Alexeï, exaspéré, annonça qu’il ferait fabriquer une clé à sa nièce pour qu’elle puisse venir quand elle le voudrait ; Vika répliqua sèchement : « Tu lui remets les clés, tu peux commencer à faire tes valises ! »
Une semaine plus tard, Vika prit son courage à deux mains et alla voir Nadejda, la mère d’Ania. Ensemble, autour d’un thé et d’un mannik tout juste sorti du four, elle lui expliqua calmement ses soucis : « J’ai un petit enfant à la maison, je ne peux pas laisser ta fille venir à tout moment. Je suis à bout ! »
Nadejda comprit et promit de réprimander Ania, qui s’apprêtait à partir pour Moscou pour son concours d’entrée à l’université.
Rassurée, Vika sortit avec sa fille, profitant du soleil de mars et des chants d’oiseaux. Au retour, Alexeï s’excusa :
— Ma sœur m’a dit ce qui se passait. Désolé, je n’avais pas réalisé combien tu souffrais à cause d’Ania.
— C’était insupportable, répondit Vika. Je ne suis pas un meuble, j’ai besoin de respect, sinon je pourrais te quitter.
Alexeï prit sa main :
— Tu es un trésor ; je ne te laisserai jamais partir.

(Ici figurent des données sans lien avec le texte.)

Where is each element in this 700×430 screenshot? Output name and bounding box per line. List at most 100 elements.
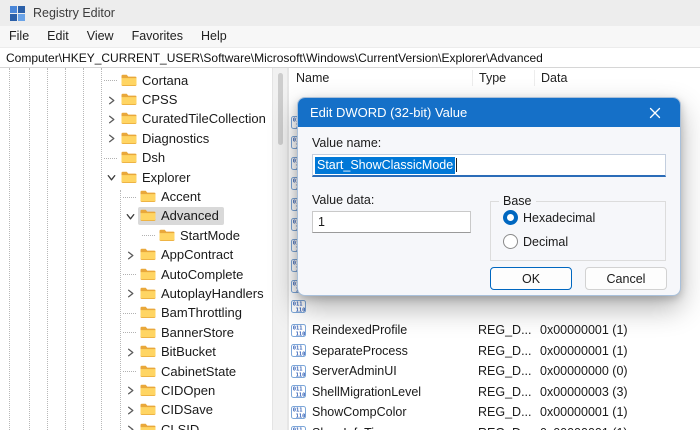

— J’espère qu’à partir de maintenant, la paix régnera dans notre maison, ajouta Vika. Je t’aime aussi, Alexeï ; prenons soin de notre foyer.
— D’accord. Et moi aussi, je parlerai à Ania, conclut-il.
Nadejda et Alexeï tinrent leur promesse : Ania devint moins insistante, puis partit étudier et ne revint plus perturber leur tranquillité.